In many regions of the world, water is becoming a scarce resource. Weather fluctuations seem more severe than ever and droughts are becoming more common. If you have experienced the threat of water restrictions in your town or city, then it is time to consider revamping your garden and creating one that requires less water.

Garden irrigation can consume most of the water a household uses, depending on the size of the yard. In any case, having a garden that is vibrant and natural yet only needs the annual rainfall to survive, will save you money. Drought-resistant plants are one obvious solution, but a better alternative is to plant indigenous species from your area.

These plants have survived for thousands of years on the annual rainfall, so they will certainly thrive in your yard. Most indigenous plants, whether they are succulents or large trees, have adapted to your climate and weather conditions. In addition, these local species will attract more birds and pollinating insects, such as bees and butterflies.

How to create a garden that needs less water

1. Reduce the size of your lawn – The first step to reducing the water consumption of your yard is to cut down the size of your lawn or remove it entirely. Grass needs around 25mm of water per week to keep it looking lush. This is quite a large volume of water for most climates. A natural flower bed will only require half of this volume, or a gravel and stone garden can be created that requires little to no water at all.

2. Plant indigenous species – As mentioned above, local plants have adapted to your climate over millions of years. Plant indigenous succulents, shrubs and trees that thrive on your annual rainfall and sunshine. Remember to place small plants at the front of flower beds and taller shrubs and trees at the back to create depth.

3. Use wild grass or woodland areas – If your property is big enough, make use of indigenous grass or the naturally-occuring woodland; don’t remove these species. Incorporate these ecosystems into your garden as these areas can act as a natural biome that attracts local birdlife and other necessary creatures. Add a wood-chip or gravel pathway through these wild areas so that you can take a stroll and soak up nature.

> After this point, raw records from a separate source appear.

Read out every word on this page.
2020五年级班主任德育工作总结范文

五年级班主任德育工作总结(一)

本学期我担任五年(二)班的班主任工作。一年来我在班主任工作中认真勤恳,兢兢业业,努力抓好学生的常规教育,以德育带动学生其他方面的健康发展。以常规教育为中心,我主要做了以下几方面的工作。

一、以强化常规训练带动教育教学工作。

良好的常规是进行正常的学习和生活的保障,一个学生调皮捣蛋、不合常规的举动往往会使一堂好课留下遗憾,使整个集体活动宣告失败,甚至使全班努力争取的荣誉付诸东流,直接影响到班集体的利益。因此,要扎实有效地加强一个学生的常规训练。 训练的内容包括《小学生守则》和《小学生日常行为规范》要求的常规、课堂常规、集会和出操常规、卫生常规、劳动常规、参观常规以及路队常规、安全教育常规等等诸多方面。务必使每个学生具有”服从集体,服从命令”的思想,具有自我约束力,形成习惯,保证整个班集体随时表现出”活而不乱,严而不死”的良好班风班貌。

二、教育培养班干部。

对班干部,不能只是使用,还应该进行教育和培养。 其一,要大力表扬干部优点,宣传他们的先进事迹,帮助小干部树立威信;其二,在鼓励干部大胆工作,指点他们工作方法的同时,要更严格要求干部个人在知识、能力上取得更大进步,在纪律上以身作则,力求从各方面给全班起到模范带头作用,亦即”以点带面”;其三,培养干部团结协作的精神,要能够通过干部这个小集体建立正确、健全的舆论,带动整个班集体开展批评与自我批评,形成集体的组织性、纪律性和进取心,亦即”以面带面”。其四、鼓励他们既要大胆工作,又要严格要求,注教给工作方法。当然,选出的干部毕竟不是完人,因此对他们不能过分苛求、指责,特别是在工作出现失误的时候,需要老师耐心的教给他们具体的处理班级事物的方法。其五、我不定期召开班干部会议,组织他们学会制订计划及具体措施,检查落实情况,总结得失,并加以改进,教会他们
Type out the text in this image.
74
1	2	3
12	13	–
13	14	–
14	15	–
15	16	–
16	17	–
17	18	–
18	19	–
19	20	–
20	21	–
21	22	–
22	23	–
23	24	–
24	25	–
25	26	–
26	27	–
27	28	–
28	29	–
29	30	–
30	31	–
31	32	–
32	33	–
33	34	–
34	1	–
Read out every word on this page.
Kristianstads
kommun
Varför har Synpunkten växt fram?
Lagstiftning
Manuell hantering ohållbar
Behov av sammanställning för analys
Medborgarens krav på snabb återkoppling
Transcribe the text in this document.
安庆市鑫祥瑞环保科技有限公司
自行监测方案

4. Use mulch and do not rake up leaves – Fallen leaves create natural mulch that traps water and dew in the soil. If your garden does not have natural leaves, use mulch to protect your soil and improve its water retention. Avoid turning over your soil and raking up the leaves as this makes the ground compacted and dry. It also exposes the healthy microorganisms in the soil to direct sunlight, which kills them. 

5. Zone plants with similar water requirements – Plant species with similar water requirements in groups. This will maximise the efficiency of your irrigation, as well as save you time when it comes to watering your garden. It also allows you to create different flower beds with their own characters. This makes your garden varied and more interesting.

These five easy steps will help you to create a luscious, natural garden that requires less water. Succulents and drought-resistant plants can be incredibly beautiful and unique. There are many examples of indigenous gardens on the internet that look amazing. The water-saving benefits are great for the environment and your wallet too.